According to developer Justin Riley, StarCluster minimises the administrative overhead associated with obtaining, configuring, and managing a traditional computing cluster used in research labs or for general distributed computing applications.
The StarCluster project started at MIT’s Software Tools for Academics and Researchers (STAR) Program.
A first beta release, StarCluster 0.90, was posted on the The Python Package Index (PyPI) last week and on Freshmeat.net yesterday.
StarCluster consists of a library and set of scripts that interface with EC2 to automate the creation (and deletion) of clusters of virtual machines and only paying for the time used.
For end-users, the scripts are the main user interface and provide options for getting started with distributed computing on EC2 like starting and stopping clusters, and managing software configurations.
StarCluster also has an API which provides an interface to EC2 for manipulating nodes, executing commands on nodes and copying files among nodes.
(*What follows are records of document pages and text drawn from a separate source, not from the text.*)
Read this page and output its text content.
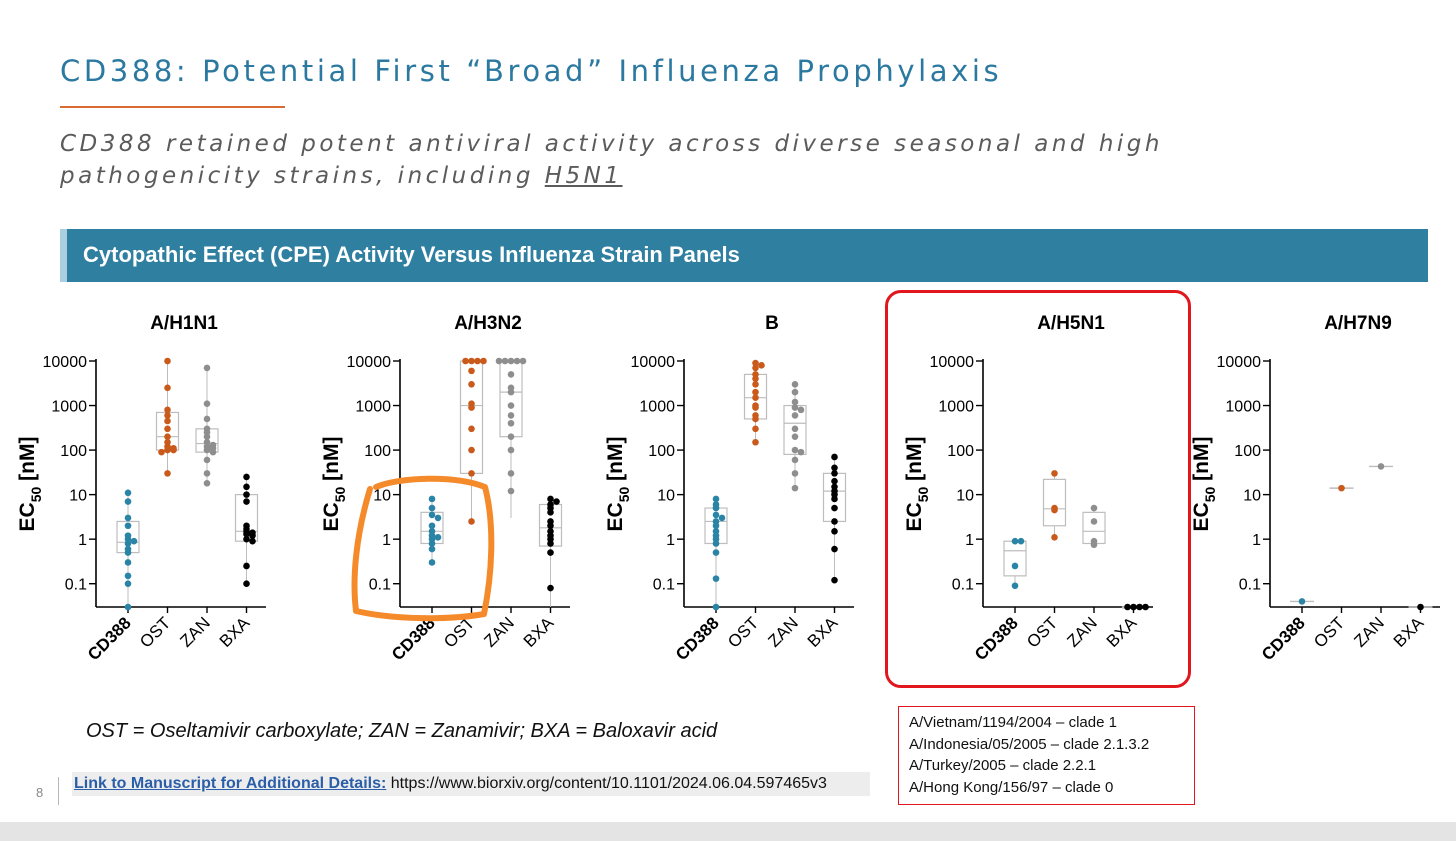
CD388: Potential First “Broad” Influenza Prophylaxis
CD388 retained potent antiviral activity across diverse seasonal and high pathogenicity strains, including H5N1
Cytopathic Effect (CPE) Activity Versus Influenza Strain Panels
A/H1N1
$EC_{50}$ [nM]
10000
1000
100
10
1
0.1
CD388 OST ZAN BXA
A/H3N2
$EC_{50}$ [nM]
10000
1000
100
10
1
0.1
CD388 OST ZAN BXA
B
$EC_{50}$ [nM]
10000
1000
100
10
1
0.1
CD388 OST ZAN BXA
A/H5N1
$EC_{50}$ [nM]
10000
1000
100
10
1
0.1
CD388 OST ZAN BXA
A/H7N9
$EC_{50}$ [nM]
10000
1000
100
10
1
0.1
CD388 OST ZAN BXA

OST = Oseltamivir carboxylate; ZAN = Zanamivir; BXA = Baloxavir acid	A/Vietnam/1194/2004 – clade 1
A/Indonesia/05/2005 – clade 2.1.3.2
A/Turkey/2005 – clade 2.2.1
A/Hong Kong/156/97 – clade 0
8
Link to Manuscript for Additional Details: https://www.biorxiv.org/content/10.1101/2024.06.04.597465v3
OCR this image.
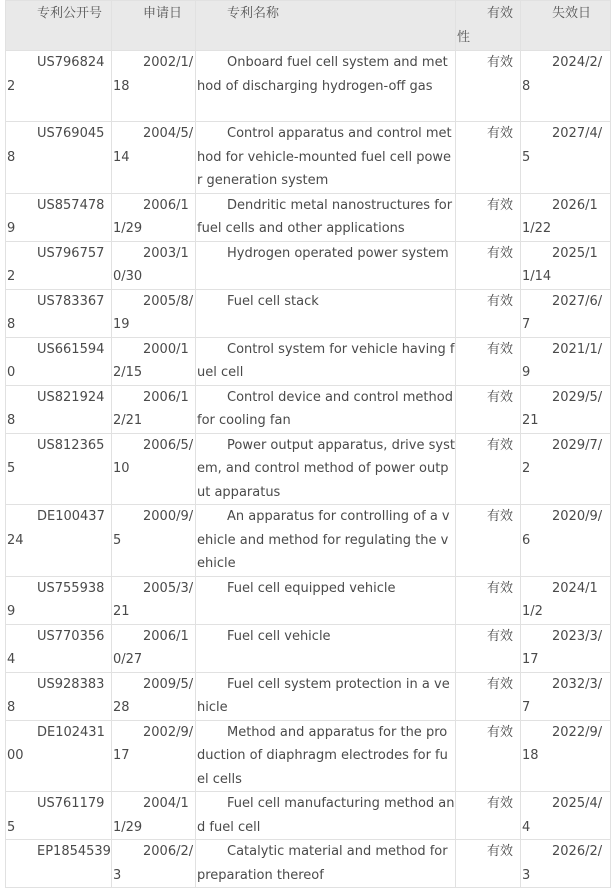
专利公开号	申请日	专利名称	有效性	失效日
US7968242	2002/1/18	Onboard fuel cell system and method of discharging hydrogen-off gas	有效	2024/2/8
US7690458	2004/5/14	Control apparatus and control method for vehicle-mounted fuel cell power generation system	有效	2027/4/5
US8574789	2006/11/29	Dendritic metal nanostructures for fuel cells and other applications	有效	2026/11/22
US7967572	2003/10/30	Hydrogen operated power system	有效	2025/11/14
US7833678	2005/8/19	Fuel cell stack	有效	2027/6/7
US6615940	2000/12/15	Control system for vehicle having fuel cell	有效	2021/1/9
US8219248	2006/12/21	Control device and control method for cooling fan	有效	2029/5/21
US8123655	2006/5/10	Power output apparatus, drive system, and control method of power output apparatus	有效	2029/7/2
DE10043724	2000/9/5	An apparatus for controlling of a vehicle and method for regulating the vehicle	有效	2020/9/6
US7559389	2005/3/21	Fuel cell equipped vehicle	有效	2024/11/2
US7703564	2006/10/27	Fuel cell vehicle	有效	2023/3/17
US9283838	2009/5/28	Fuel cell system protection in a vehicle	有效	2032/3/7
DE10243100	2002/9/17	Method and apparatus for the production of diaphragm electrodes for fuel cells	有效	2022/9/18
US7611795	2004/11/29	Fuel cell manufacturing method and fuel cell	有效	2025/4/4
EP1854539	2006/2/3	Catalytic material and method for preparation thereof	有效	2026/2/3
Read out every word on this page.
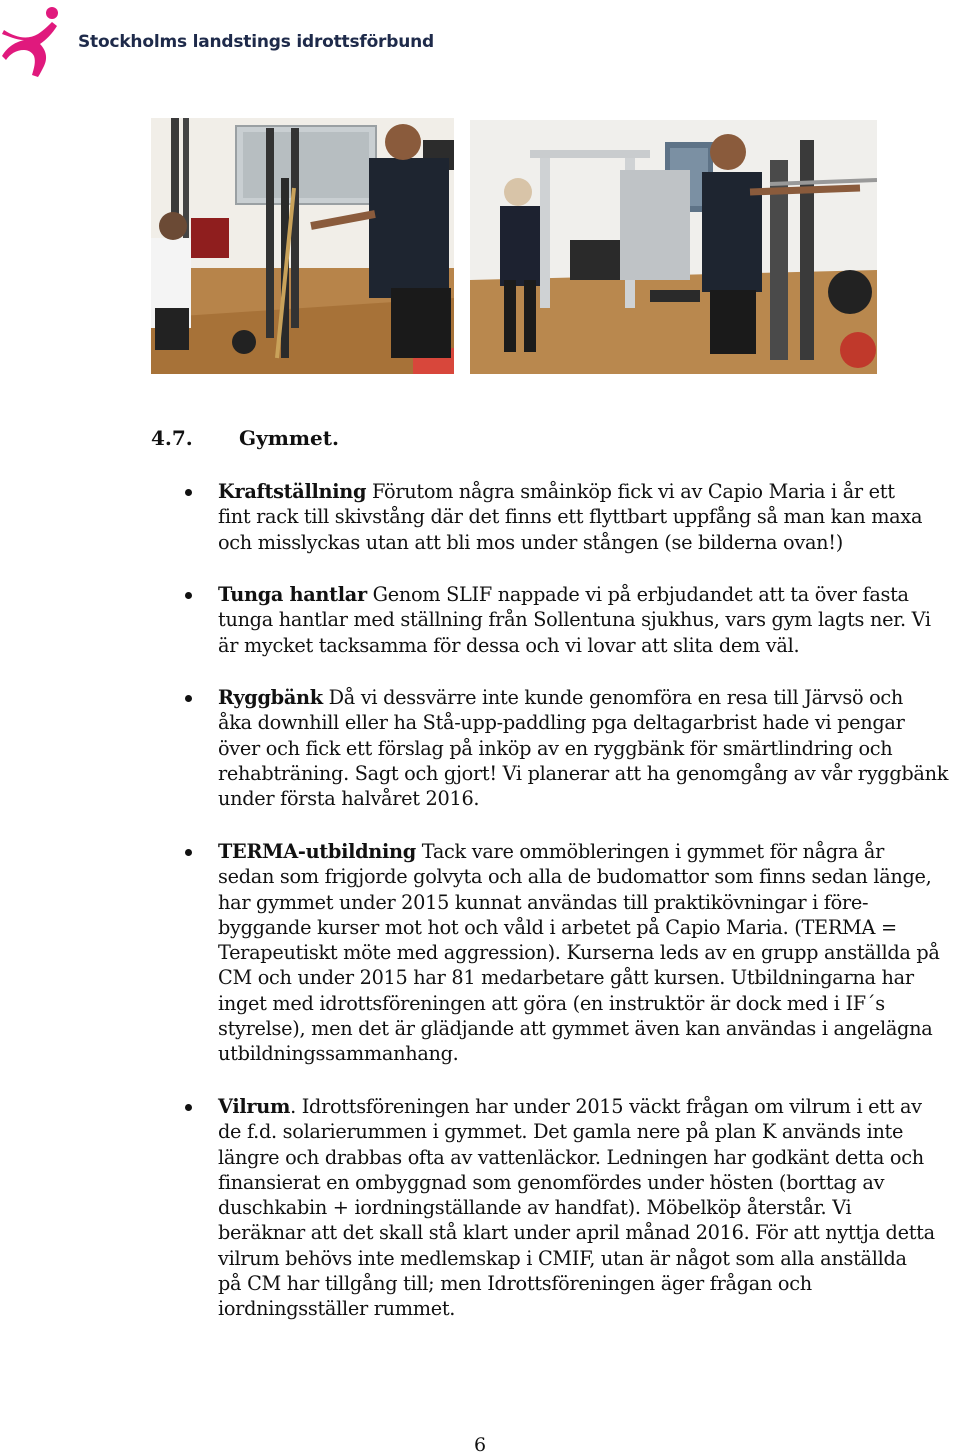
Stockholms landstings idrottsförbund
4.7. Gymmet.
Kraftställning Förutom några småinköp fick vi av Capio Maria i år ett
fint rack till skivstång där det finns ett flyttbart uppfång så man kan maxa
och misslyckas utan att bli mos under stången (se bilderna ovan!)
Tunga hantlar Genom SLIF nappade vi på erbjudandet att ta över fasta
tunga hantlar med ställning från Sollentuna sjukhus, vars gym lagts ner. Vi
är mycket tacksamma för dessa och vi lovar att slita dem väl.
Ryggbänk Då vi dessvärre inte kunde genomföra en resa till Järvsö och
åka downhill eller ha Stå-upp-paddling pga deltagarbrist hade vi pengar
över och fick ett förslag på inköp av en ryggbänk för smärtlindring och
rehabträning. Sagt och gjort! Vi planerar att ha genomgång av vår ryggbänk
under första halvåret 2016.
TERMA-utbildning Tack vare ommöbleringen i gymmet för några år
sedan som frigjorde golvyta och alla de budomattor som finns sedan länge,
har gymmet under 2015 kunnat användas till praktikövningar i före-
byggande kurser mot hot och våld i arbetet på Capio Maria. (TERMA =
Terapeutiskt möte med aggression). Kurserna leds av en grupp anställda på
CM och under 2015 har 81 medarbetare gått kursen. Utbildningarna har
inget med idrottsföreningen att göra (en instruktör är dock med i IF´s
styrelse), men det är glädjande att gymmet även kan användas i angelägna
utbildningssammanhang.
Vilrum. Idrottsföreningen har under 2015 väckt frågan om vilrum i ett av
de f.d. solarierummen i gymmet. Det gamla nere på plan K används inte
längre och drabbas ofta av vattenläckor. Ledningen har godkänt detta och
finansierat en ombyggnad som genomfördes under hösten (borttag av
duschkabin + iordningställande av handfat). Möbelköp återstår. Vi
beräknar att det skall stå klart under april månad 2016. För att nyttja detta
vilrum behövs inte medlemskap i CMIF, utan är något som alla anställda
på CM har tillgång till; men Idrottsföreningen äger frågan och
iordningsställer rummet.
6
A configuration file provided by the user (including EC2 account details) requests cloud resources (number of machines, instance type) from Amazon and to automatically configure the Linux machines with a queuing system, an NFS shared /home directory, password-less SSH access, OpenMPI, and about 140GB of disk space.
StarCluster comes with a public Amazon Machine Image (AMI) on EC2 that includes a the software stack for distributed computing.
The AMI is based on Ubuntu 9.04 (i386 and x86_64) and also includes the Sun Grid Engine software and Python libraries for scientific computing.
StarCluster is targeted at computational research labs and to support classrooms with computational requirements.
“StarCluster is a way for graduate students and faculty to have an on-demand cluster,” according to the project. “This means students can access their research with the same hardware and software configurations wherever they go; even if they move to another institution.”
“It also removes the majority of system administration concerns since the initial setup procedures have been captured in StarCluster and in the user's software configurations. With this model there is also the benefit that if hardware problems occur it's easy to request a new set of machines in the cloud.”
Planned features include support for multiple clusters and the dynamic resizing of EC2 clusters where nodes would be launched, added to the cluster, used for computation, and removed when they're idle.